Ms. McCauley and Ms. Toner have ties to the Rationalist and Effective Altruist movements, a community deeply concerned that AI could one day destroy humanity. Today’s AI technology cannot destroy humanity. However, this community believes that these dangers will emerge as technology becomes more powerful.

In 2021, a researcher named Dario Amodei, who also has ties to this community, and about 15 other OpenAI employees left the company to start a new AI company called Anthropic.

Mr. Sutskever increasingly embraced these beliefs. He was born in the Soviet Union, spent his formative years in Israel and immigrated to Canada as a teenager. As a student at the University of Toronto, he helped pioneer an AI technology called neural networks.

In 2015, Mr. Sutskever left his job at Google and helped found OpenAI along with Mr. Altman, Mr. Brockman and Tesla CEO Elon Musk. They set up the lab as a nonprofit organization and said that, unlike Google and other companies, it would not be driven by commercial incentives. They vowed to build so-called artificial general intelligence (AGI), a machine that can do anything the brain can do.
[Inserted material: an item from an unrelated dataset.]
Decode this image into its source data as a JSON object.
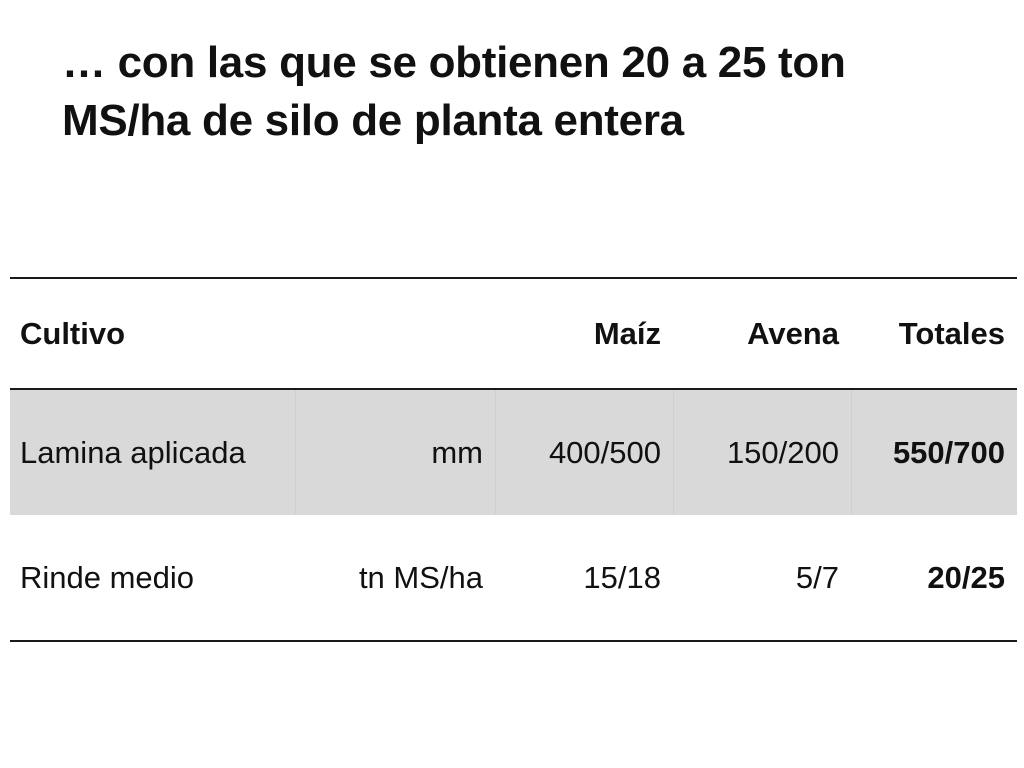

Mr. Altman turned OpenAI into a for-profit company in 2018 and negotiated a $1 billion investment with Microsoft. Such huge sums of money are essential to the development of technologies like GPT-4, released earlier this year. Since its initial investment, Microsoft has poured an additional $12 billion into the company.

The company continued to be governed by the nonprofit board. Although investors like Microsoft receive profits from OpenAI, their profits are limited. Any money over the cap goes back into the nonprofit organization.

Recognizing the power of GPT-4, Mr. Sutskever helped create a new Super Alignment team within the company to look for ways to ensure that future versions of the technology do no harm.

Mr. Altman was open to these concerns, but also wanted OpenAI to stay ahead of its much larger competitors. Mr. Altman flew to the Middle East in late September to meet with investors, according to two people familiar with the matter. He applied for up to $1 billion in funding from SoftBank, the Japanese technology investor led by Masayoshi Son, for a potential OpenAI company that would build a hardware device to run AI technologies like ChatGPT.

OpenAI is also in discussions about “tender offer” financing that would allow employees to cash out shares of the company. This deal would make OpenAI worth more than $80 billion, nearly triple its value about six months ago.

But the company’s success appears to have only increased concerns that something could go wrong with AI

“It doesn’t seem at all unlikely that we will have computers — data centers — that are much smarter than humans,” Mr. Sutskever said in a Nov. 2 podcast. “What would such AIs do? I don’t know.”

Kevin Roose and Tripp Mickle contributed reporting.